Staff bar in one line: the deliverable is a defensible decision, not a winner. A staff engineer picks the engine the workload needs, proves it with the table, and explicitly avoids the resume-driven default (reaching for ClickHouse on a transactional workload, or forcing Postgres to do OLAP it shouldn't).

15. References

  • ClickHouse docs: MergeTree, sorting key vs partition key, LowCardinality, projections & materialized views, codecs.
  • PostgreSQL docs: COPY, BRIN indexes, work_mem/parallel query, materialized views; consider TimescaleDB continuous aggregates for rollups.
  • MongoDB docs: aggregation pipeline ($match/$group/$sort), compound index design, WiredTiger compression, bulk writes.

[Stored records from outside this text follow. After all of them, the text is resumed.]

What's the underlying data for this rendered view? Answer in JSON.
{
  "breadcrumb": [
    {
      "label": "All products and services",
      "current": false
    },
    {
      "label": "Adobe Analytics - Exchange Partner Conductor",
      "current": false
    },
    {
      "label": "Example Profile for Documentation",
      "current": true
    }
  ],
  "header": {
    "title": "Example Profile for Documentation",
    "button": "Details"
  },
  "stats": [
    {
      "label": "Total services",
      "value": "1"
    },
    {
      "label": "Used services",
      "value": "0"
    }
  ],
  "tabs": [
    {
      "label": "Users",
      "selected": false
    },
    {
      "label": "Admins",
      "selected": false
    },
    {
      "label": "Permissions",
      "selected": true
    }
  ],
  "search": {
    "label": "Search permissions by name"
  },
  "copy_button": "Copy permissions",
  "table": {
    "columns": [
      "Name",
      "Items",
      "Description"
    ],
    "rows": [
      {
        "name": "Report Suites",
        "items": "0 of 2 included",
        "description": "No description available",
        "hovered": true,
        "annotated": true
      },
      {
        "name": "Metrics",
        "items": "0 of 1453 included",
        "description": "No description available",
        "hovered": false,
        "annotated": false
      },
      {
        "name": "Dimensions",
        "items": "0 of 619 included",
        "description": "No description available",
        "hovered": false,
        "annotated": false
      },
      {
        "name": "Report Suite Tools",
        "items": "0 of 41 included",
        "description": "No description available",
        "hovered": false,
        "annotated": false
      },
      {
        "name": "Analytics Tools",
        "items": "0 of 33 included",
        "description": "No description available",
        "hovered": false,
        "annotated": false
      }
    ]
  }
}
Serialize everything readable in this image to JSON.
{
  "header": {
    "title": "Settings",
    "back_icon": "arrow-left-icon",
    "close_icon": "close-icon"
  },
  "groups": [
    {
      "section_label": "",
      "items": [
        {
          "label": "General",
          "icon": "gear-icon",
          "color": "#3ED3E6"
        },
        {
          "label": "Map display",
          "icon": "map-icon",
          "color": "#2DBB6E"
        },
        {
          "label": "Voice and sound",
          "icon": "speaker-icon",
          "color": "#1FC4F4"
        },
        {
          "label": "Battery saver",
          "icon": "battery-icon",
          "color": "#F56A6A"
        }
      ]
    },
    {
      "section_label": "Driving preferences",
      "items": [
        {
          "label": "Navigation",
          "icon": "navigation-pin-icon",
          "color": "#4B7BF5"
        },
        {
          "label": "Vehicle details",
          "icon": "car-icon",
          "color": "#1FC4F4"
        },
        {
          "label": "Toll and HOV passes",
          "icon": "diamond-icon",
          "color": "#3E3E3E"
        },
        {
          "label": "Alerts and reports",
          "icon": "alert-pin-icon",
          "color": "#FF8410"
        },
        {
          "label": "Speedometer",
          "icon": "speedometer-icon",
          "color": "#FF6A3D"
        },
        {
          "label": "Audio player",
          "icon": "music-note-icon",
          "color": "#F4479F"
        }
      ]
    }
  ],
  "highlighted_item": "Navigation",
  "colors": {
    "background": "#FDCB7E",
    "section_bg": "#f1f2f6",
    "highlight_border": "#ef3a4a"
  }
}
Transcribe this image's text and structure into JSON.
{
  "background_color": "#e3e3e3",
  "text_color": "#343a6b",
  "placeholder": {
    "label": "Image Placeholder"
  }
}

  • Designing Data-Intensive Applications — Ch. 3 (storage & retrieval: row-oriented vs column-oriented).
  • Go clients: jackc/pgx/v5 (CopyFrom), ClickHouse/clickhouse-go/v2 (native batch insert), mongodb/mongo-go-driver (unordered bulk writes).
  • Sibling methodology: events/06-broker-bake-off/ (matched-workload bake-off → selection matrix).